Property of the week
This week’s property is a substantial period house in Sandwich that comes with one very useful distinction. It is not Grade II listed, which in this town almost feels rebellious. The house is spread over three floors, with four bedrooms, two reception rooms, a large kitchen and dining space, a conservatory and three bathrooms, including an en suite to the main bedroom. It is also being sold with no onward chain. The real headline, though, is outside. For a central Sandwich home, this has a silly amount of parking, with a double garage, car port and space for three more vehicles at the rear, plus a sunny enclosed garden.
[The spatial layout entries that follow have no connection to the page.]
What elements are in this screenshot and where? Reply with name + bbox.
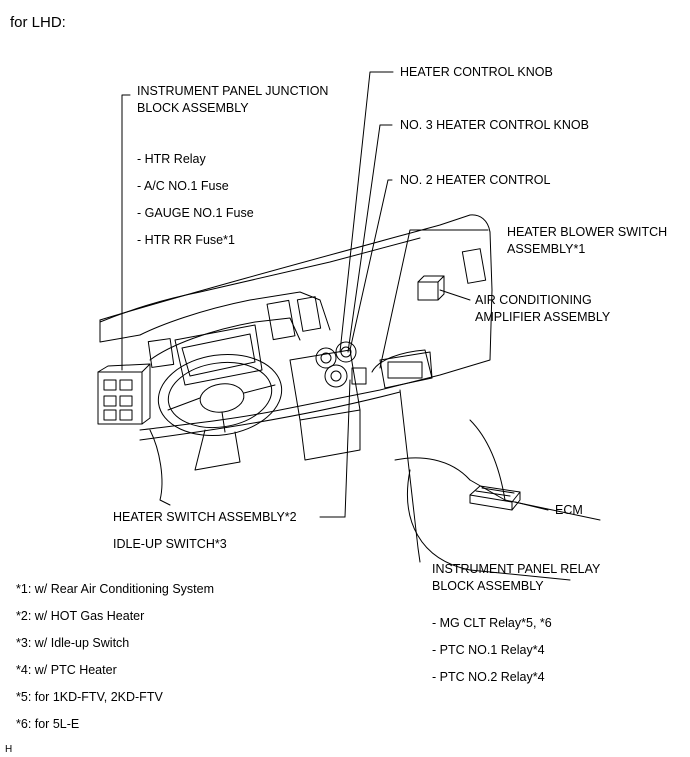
heater-blower-switch-line1: HEATER BLOWER SWITCH xyxy=(507,225,668,239)
idle-up-switch-label: IDLE-UP SWITCH*3 xyxy=(113,537,227,551)
ac-amplifier-line1: AIR CONDITIONING xyxy=(475,293,592,307)
jb-item-htr-rr-fuse: - HTR RR Fuse*1 xyxy=(137,233,235,247)
footnote-5: *5: for 1KD-FTV, 2KD-FTV xyxy=(16,690,163,704)
footnote-4: *4: w/ PTC Heater xyxy=(16,663,117,677)
no3-heater-control-knob-label: NO. 3 HEATER CONTROL KNOB xyxy=(400,118,589,132)
heater-blower-switch-line2: ASSEMBLY*1 xyxy=(507,242,586,256)
heater-control-knob-label: HEATER CONTROL KNOB xyxy=(400,65,553,79)
jb-item-ac-fuse: - A/C NO.1 Fuse xyxy=(137,179,229,193)
heater-switch-label: HEATER SWITCH ASSEMBLY*2 xyxy=(113,510,297,524)
jb-item-htr-relay: - HTR Relay xyxy=(137,152,206,166)
relay-item-ptc-no1: - PTC NO.1 Relay*4 xyxy=(432,643,545,657)
relay-item-mg-clt: - MG CLT Relay*5, *6 xyxy=(432,616,552,630)
ac-amplifier-line2: AMPLIFIER ASSEMBLY xyxy=(475,310,611,324)
corner-mark: H xyxy=(5,744,13,755)
footnote-2: *2: w/ HOT Gas Heater xyxy=(16,609,145,623)
relay-block-title-line2: BLOCK ASSEMBLY xyxy=(432,579,544,593)
ecm-label: ECM xyxy=(555,503,583,517)
instrument-panel-jb-title-line1: INSTRUMENT PANEL JUNCTION xyxy=(137,84,329,98)
footnote-3: *3: w/ Idle-up Switch xyxy=(16,636,130,650)
relay-block-title-line1: INSTRUMENT PANEL RELAY xyxy=(432,562,601,576)
footnote-6: *6: for 5L-E xyxy=(16,717,80,731)
instrument-panel-jb-title-line2: BLOCK ASSEMBLY xyxy=(137,101,249,115)
relay-item-ptc-no2: - PTC NO.2 Relay*4 xyxy=(432,670,545,684)
page-heading: for LHD: xyxy=(10,14,66,31)
jb-item-gauge-fuse: - GAUGE NO.1 Fuse xyxy=(137,206,254,220)
no2-heater-control-label: NO. 2 HEATER CONTROL xyxy=(400,173,551,187)
footnote-1: *1: w/ Rear Air Conditioning System xyxy=(16,582,215,596)
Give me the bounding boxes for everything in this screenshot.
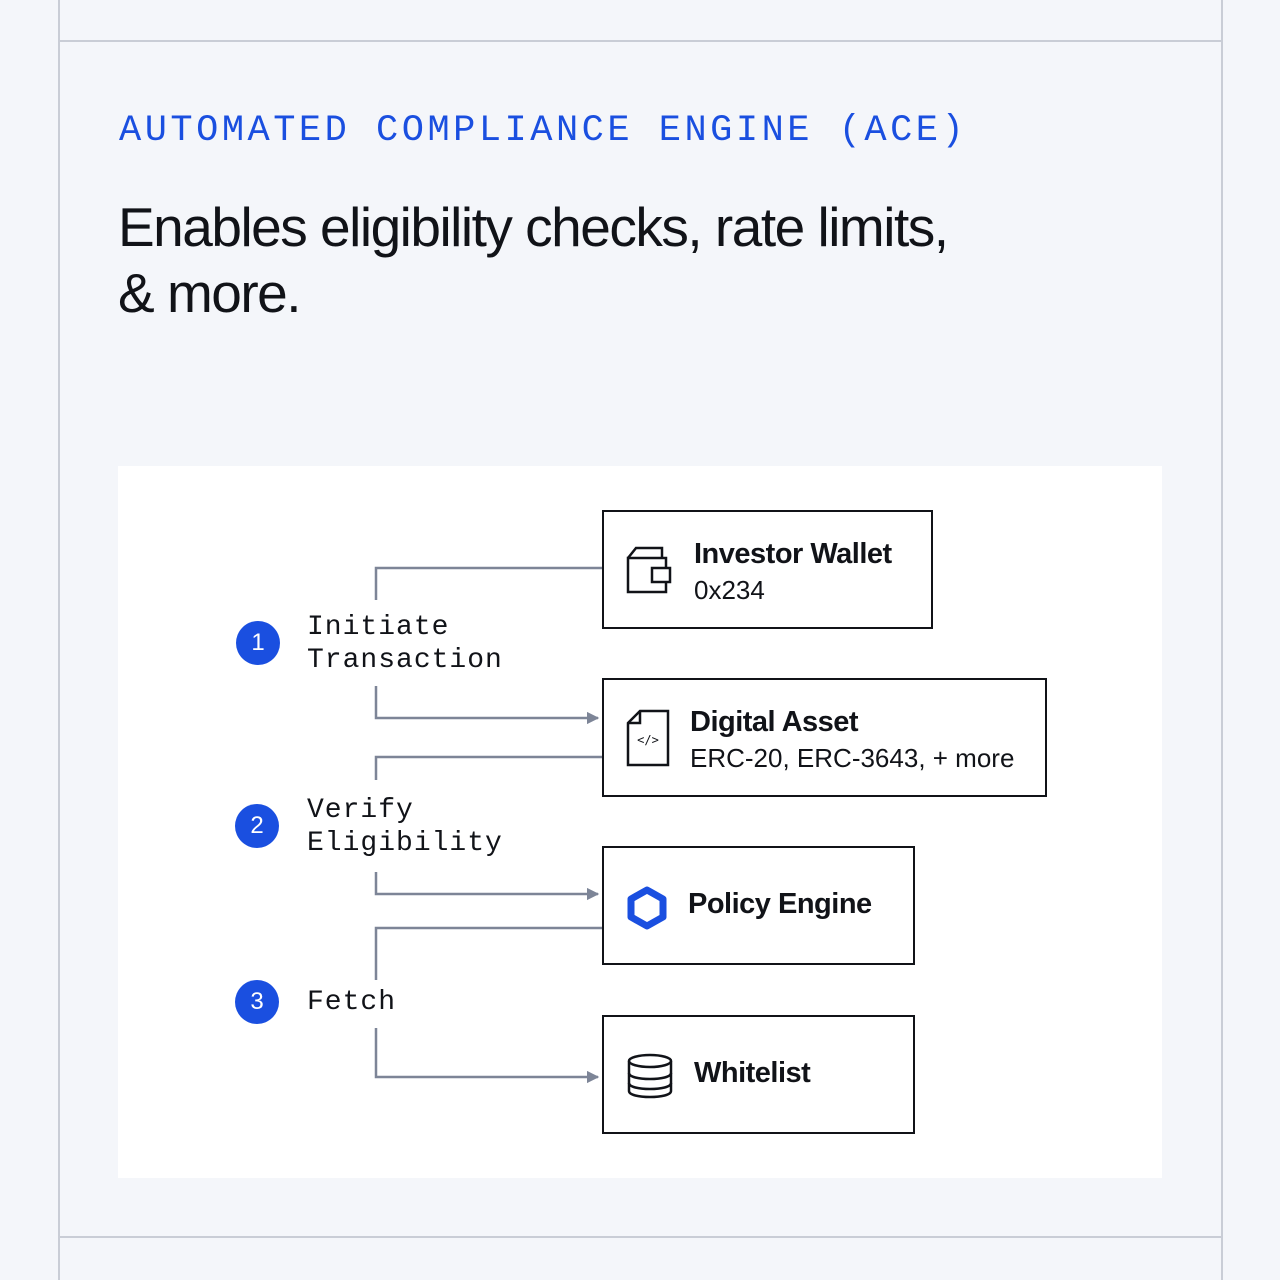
step-1-label: Initiate Transaction xyxy=(307,611,503,677)
frame-line-top xyxy=(58,40,1222,42)
digital-asset-title: Digital Asset xyxy=(690,706,859,738)
digital-asset-standards: ERC-20, ERC-3643, + more xyxy=(690,743,1015,773)
step-2-badge: 2 xyxy=(235,804,279,848)
page-headline: Enables eligibility checks, rate limits,… xyxy=(118,194,1118,326)
connector-step3-to-whitelist xyxy=(374,1028,600,1084)
connector-step1-to-asset xyxy=(374,686,600,725)
step-3-label-line-1: Fetch xyxy=(307,987,397,1018)
code-file-icon: </> xyxy=(626,709,670,772)
frame-line-left xyxy=(58,0,60,1280)
investor-wallet-node: Investor Wallet 0x234 xyxy=(602,510,933,629)
code-file-icon-glyph: </> xyxy=(637,733,659,747)
connector-step2-to-policy xyxy=(374,872,600,901)
investor-wallet-title: Investor Wallet xyxy=(694,538,892,570)
wallet-icon xyxy=(626,546,672,599)
whitelist-node: Whitelist xyxy=(602,1015,915,1134)
step-1-badge: 1 xyxy=(236,621,280,665)
hexagon-icon xyxy=(626,886,668,935)
step-3-label: Fetch xyxy=(307,986,396,1019)
connector-wallet-to-step1 xyxy=(374,566,604,600)
step-1-label-line-2: Transaction xyxy=(307,645,503,676)
headline-line-1: Enables eligibility checks, rate limits, xyxy=(118,196,949,258)
database-icon xyxy=(626,1053,674,1104)
connector-asset-to-step2 xyxy=(374,755,604,780)
section-eyebrow: AUTOMATED COMPLIANCE ENGINE (ACE) xyxy=(119,110,968,152)
whitelist-title: Whitelist xyxy=(694,1057,811,1089)
headline-line-2: & more. xyxy=(118,262,302,324)
step-1-label-line-1: Initiate xyxy=(307,612,450,643)
policy-engine-title: Policy Engine xyxy=(688,888,872,920)
step-3-badge: 3 xyxy=(235,980,279,1024)
connector-policy-to-step3 xyxy=(374,926,604,980)
step-2-label-line-1: Verify xyxy=(307,795,414,826)
frame-line-right xyxy=(1221,0,1223,1280)
frame-line-bottom xyxy=(58,1236,1222,1238)
step-2-label-line-2: Eligibility xyxy=(307,828,503,859)
policy-engine-node: Policy Engine xyxy=(602,846,915,965)
investor-wallet-address: 0x234 xyxy=(694,575,765,605)
step-2-label: Verify Eligibility xyxy=(307,794,503,860)
digital-asset-node: </> Digital Asset ERC-20, ERC-3643, + mo… xyxy=(602,678,1047,797)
In a town where parking can become a lifestyle issue, that may do more selling than the period charm.

Events this week
🗳️ 16 - 20 Jun - I'm Sorry, Prime Minister // Final chapter from the co-creator of Yes, Minister, sees Jim Hacker and Humphrey Appleby endure one final crisis. Marlowe Theatre, Canterbury. Tickets from £19.
🎸 Fri 19 Jun - Garbage + Skunk Anansie // Two alt-rock heavyweights share a bill by the sea. Dreamland, Margate. Tickets £64.
🤼 Sun 21 Jun - UKPW //Action-packed wrestling entertainment featuring a 20-person rumble. Westgate Hall, Canterbury. Tickets £12.